The Band experienced some controversy much later, but Robbie never became publicly defensive or contentious and never wavered from avoiding bickering or from being a perfect gentleman.  The most balanced take on it appeared in print, not from him, but from his daughter Alexandra.  As in his work with Jesse Winchester earlier and his later retelling of Hiawatha and the Peacemaker, Robbie seemed to embody the spirit of the Haudenosaunee - a spirit of reconciliation.

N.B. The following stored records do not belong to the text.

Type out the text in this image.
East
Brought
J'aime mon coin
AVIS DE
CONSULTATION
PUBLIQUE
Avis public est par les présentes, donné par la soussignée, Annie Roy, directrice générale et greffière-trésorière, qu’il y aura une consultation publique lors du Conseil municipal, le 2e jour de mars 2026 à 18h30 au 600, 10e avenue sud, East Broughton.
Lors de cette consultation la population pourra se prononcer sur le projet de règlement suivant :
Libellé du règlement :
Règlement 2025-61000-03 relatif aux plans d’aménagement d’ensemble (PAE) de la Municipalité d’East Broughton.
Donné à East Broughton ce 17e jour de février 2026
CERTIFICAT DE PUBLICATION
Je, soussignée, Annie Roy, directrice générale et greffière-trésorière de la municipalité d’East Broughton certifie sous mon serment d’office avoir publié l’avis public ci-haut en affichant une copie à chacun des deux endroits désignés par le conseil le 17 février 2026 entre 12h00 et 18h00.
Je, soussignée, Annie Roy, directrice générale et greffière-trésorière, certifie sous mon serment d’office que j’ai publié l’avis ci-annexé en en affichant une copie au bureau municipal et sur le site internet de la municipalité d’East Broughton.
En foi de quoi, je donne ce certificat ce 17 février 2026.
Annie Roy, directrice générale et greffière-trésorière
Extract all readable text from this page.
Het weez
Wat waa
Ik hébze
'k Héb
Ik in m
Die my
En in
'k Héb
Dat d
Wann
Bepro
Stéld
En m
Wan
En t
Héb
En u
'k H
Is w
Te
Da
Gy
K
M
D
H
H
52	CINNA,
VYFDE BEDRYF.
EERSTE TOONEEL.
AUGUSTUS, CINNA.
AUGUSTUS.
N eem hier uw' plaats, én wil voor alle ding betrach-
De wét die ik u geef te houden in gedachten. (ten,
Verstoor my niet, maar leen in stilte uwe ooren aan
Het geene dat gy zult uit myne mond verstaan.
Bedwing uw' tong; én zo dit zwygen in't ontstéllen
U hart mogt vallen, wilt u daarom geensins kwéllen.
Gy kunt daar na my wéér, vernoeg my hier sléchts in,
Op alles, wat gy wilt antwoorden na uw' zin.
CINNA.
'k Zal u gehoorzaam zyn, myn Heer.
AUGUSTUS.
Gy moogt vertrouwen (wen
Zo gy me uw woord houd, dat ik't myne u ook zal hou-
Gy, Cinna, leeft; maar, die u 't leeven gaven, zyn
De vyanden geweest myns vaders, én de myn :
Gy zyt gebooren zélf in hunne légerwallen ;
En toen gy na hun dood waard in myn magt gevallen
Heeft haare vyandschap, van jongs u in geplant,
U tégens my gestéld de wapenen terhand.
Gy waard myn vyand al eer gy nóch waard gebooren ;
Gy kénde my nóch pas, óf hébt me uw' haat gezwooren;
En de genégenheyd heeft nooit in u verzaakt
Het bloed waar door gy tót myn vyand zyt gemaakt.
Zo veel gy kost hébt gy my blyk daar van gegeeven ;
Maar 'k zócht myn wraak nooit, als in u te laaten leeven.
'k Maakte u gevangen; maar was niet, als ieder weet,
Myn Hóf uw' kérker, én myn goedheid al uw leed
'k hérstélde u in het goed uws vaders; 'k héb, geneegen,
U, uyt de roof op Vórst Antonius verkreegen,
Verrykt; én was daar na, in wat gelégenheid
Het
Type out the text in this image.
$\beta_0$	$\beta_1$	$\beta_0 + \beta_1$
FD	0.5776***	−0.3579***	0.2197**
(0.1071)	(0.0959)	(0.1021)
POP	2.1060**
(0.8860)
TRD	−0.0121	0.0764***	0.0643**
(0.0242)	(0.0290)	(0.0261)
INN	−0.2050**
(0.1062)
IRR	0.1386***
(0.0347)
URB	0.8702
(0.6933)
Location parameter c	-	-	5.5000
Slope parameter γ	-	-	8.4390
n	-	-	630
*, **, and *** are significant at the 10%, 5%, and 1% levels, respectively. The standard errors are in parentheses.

Finally, Robbie’s influence?  Too huge to define.  Too deep a river to wade.  But, in a nutshell, I can tell you where to begin. The Beatles made the dubious decision to film themselves making an album called ‘Let it Be’.  Sadly, all those differences and tensions between band members come screaming across. Our wish to be a fly on the wall backfired.  But here’s something not well known. There was a photo book that came with the deluxe album, which also contained dialogue from the film.  In one scene, Paul McCartney is introducing one of his songs to the other Beatles and says “You have to pretend to be The Band on this one.”  John Lennon just peers back at him over his glasses and replies “I have been on all of them”.  Influence? 

The evening after Tim phoned, my wife and I were sitting on the front porch.  I said “I’m glad Tim asked me to speak, because if I just had to meet Robbie, I wouldn’t know what to say.”  I’ll close now with her reply, because it reflects what many people both here and around the world feel.  Her few words are so much more eloquent than all of mine today.  Betty said “I’d just tell him ‘Thank you for providing the soundtrack for my life’.”

Robbie Robertson.

Robbie Robertson was also a major participant in the award winning film "Rumble: The Indians Who Rocked The World".  Randy moderated a post-screening discussion with Director Catherine Bainbridge and Executive Producers Tim Johnson and Christina Fon on September 8th and 10th, 2017.  "Rumble" was awarded for Masterful Storytelling at the Sundance Film Festival and took first honors at Hot Docs.  The discussion was held at the FirstOntario Performing Arts Centre in St. Catharines, Ontario.